Bethel Logan Singing Scouts recount memories, songs at reunionPublished Aug 4, 2014 at 10:44 am (Updated Aug 4, 2014 at 10:44 am)
Laurine Williams, 88, leads the Bethel Logan Singing Scouts in song at the organization's recent reunion.
Members of the Bethel Logan Singing Scouts pictured in 1960.
They looked for familiar names on each others name tags and found images of their teenage selves in old photos, but it was when they started to sing the old songs that the memories came flooding back.
On Aug. 2, more than two dozen former members of the Bethel Logan Singing Scouts gathered in Washington County for a reunion organized by former leader Laurine Williams and her family.
Williams, whose three daughters, Debby Williams Rudy, Diane Williams Lindley and Denise Williams Furuya, were Girl Scouts, was an active troop leader.
She had majored in music in college and as Diane remembers, their home was always filled with songs, many that her mother wrote, alone or with family members.
“There were poems for every occasion,” Diane Williams Lindley said.
At age 88, Laurine Williams still has fond memories of the scouting days and organizing the Bethel Logan Singing Scouts.
“We were riding home from camp and we were singing as we always were,” she said. “Margery Walter was sitting in the back seat and she said ‘Why don’t we sing more in Scouts?’”
It was then that Williams decided to form a group of singing Girl Scouts.
She got approval from the local council and recruited 19 scouts, who loved to sing. That was in 1960. Until 1968, Girl Scouts from troops throughout the South Hills performed with the group.
“After two rehearsals I knew that if we were going to keep this going, I had to get them in front of an audience,” she said.
Williams approached the scout neighborhood association and asked if the group could perform at the association’s next meeting.
After that, the Bethel Logan Singing Scouts became a much sought after group performing at Girl Scout events as well as local service club meetings, senior citizens facilities, department store openings and other community events.
“With the support from the National Scout Council, we had more work than we could handle,” Williams said.
The council sent uniforms worn by Girl Scouts and Girl Guides around the world and the Singing Scouts wore them when they performed at the Pittsburgh Folk Festival at the Civic Arena.
“I remember we were singing and they opened the roof,” said Lowell King Wade.
The Singing Scouts often performed folk songs and dances from other countries, including a Maori stick dance.
They wore costumes and used props made by Laurine Williams.
“Mom made all the costumes and they were a lot of work,” said Diane Williams Lindley.
Laurine Williams also wrote original songs and arrangements for the group. One, which was sung at the reunion, “What Makes a Good Girl Scout,” was based on a German folk song.

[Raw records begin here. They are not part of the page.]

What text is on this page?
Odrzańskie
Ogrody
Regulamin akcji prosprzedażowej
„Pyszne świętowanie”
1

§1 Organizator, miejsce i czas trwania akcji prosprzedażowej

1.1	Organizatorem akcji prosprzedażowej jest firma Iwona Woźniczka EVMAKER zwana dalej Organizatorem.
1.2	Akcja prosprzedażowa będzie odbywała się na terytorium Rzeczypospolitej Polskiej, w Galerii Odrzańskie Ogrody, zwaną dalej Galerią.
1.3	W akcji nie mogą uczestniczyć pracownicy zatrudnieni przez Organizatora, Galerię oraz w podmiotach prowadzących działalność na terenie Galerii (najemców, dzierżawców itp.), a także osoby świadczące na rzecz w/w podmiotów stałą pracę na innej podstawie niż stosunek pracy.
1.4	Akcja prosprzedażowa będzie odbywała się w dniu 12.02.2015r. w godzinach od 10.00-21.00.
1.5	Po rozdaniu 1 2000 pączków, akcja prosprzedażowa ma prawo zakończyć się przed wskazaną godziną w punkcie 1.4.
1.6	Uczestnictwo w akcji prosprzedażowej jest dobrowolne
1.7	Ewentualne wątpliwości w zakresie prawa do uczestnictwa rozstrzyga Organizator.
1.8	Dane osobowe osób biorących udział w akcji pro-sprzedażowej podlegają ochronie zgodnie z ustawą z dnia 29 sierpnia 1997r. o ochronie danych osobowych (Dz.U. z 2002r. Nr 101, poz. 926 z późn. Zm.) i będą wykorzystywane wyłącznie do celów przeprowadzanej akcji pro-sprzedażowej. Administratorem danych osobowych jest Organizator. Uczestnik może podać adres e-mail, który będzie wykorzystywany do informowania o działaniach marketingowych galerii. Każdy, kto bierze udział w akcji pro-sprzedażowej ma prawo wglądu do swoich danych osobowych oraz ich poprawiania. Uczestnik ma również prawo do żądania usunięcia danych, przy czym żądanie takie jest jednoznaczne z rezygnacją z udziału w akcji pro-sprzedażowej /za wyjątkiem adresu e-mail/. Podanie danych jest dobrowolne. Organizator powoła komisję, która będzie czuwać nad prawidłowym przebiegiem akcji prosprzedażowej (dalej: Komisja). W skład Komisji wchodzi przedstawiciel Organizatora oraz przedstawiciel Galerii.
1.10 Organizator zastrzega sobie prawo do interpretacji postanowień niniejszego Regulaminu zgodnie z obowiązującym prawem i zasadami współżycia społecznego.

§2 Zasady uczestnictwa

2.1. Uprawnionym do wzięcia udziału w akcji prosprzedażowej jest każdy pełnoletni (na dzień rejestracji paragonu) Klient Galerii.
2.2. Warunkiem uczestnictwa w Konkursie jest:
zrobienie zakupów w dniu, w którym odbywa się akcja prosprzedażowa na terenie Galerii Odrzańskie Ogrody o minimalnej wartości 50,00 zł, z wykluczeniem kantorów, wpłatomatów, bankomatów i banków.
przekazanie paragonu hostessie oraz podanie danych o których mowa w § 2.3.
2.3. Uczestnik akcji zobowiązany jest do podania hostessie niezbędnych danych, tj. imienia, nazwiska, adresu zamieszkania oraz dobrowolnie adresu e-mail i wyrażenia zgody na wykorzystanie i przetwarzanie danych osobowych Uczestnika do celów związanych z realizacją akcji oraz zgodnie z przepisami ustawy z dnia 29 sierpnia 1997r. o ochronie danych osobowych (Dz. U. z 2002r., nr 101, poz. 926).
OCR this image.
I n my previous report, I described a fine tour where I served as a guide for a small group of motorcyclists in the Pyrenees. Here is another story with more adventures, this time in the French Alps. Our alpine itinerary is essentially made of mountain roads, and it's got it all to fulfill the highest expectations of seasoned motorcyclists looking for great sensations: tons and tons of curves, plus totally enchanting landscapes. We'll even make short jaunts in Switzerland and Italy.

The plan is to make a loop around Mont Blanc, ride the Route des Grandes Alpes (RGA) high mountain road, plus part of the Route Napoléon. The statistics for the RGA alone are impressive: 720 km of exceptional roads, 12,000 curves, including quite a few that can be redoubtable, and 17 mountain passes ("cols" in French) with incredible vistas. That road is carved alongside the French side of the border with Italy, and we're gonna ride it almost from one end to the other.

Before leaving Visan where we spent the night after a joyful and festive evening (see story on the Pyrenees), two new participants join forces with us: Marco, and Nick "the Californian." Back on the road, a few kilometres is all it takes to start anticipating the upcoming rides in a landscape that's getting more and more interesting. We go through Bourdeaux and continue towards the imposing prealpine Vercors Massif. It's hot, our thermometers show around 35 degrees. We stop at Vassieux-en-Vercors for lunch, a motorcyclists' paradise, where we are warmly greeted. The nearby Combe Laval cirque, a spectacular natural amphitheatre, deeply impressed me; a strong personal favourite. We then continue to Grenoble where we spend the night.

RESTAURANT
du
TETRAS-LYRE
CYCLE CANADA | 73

“I wasn’t really worried about copyrights back then,” she joked.
The Singing Scouts were not only a local sensation. With the help of Senator Hiram L. Fong, Laurine Williams made plans for the group to sing for President John Kennedy and his family during Girl Scout Week in March 1964. However, that was not to be.
Included in booklets of song and photos and other memories, given to participants at the reunion, was a letter from Fong dated Nov. 20, 1963, confirming the engagement. Three days later, Kennedy was assassinated.
The Singing Scouts got their first chance to perform outside the state when, in 1965, they traveled to Purdue University in Lafayette, Ind., to perform at the 4-H Convention.
“We stayed at the 4-H training center,” Laurine Williams recalled.
The cost for lodging and three meals a day was $4 for each scout and they stayed four days.
“We went on a lot of wonderful trips,” Barbara Walter McCurdy said
McCurdy is the daughter of the late Ellie Walter, co-director of the group, and she had many memories of her days as a Singing Scout.
“I remember having to sing a duet and I was so scared,” she said. “Mom made me do it.”
The reunion also included some present day Girl Scouts who provided information about present day scouting, which has changed in the 50 plus years since the Sing Scouts wore the uniform.
But, the tradition of scouts singing and dancing has continued as the present day scouts demonstrated by doing the Maori stick dance and leading reunion participants in a round of the Girl Scout standard “Make New Friends.”
The reunion gave not only those who attended a chance to reminisce. Through a Facebook page and lots of hard work, the Williams family was able to find and connect with dozens of Sing Scouts.
Laurine Williams said that over the life of the group, 108 girls performed with the group.
Members of the group are scattered throughout the United States and several reside in foreign countries.
Many of the girls stayed active in music and music education and several of them stayed in scouting, becoming leaders themselves.
“It’s amazing what the girls have done,” Williams said proudly.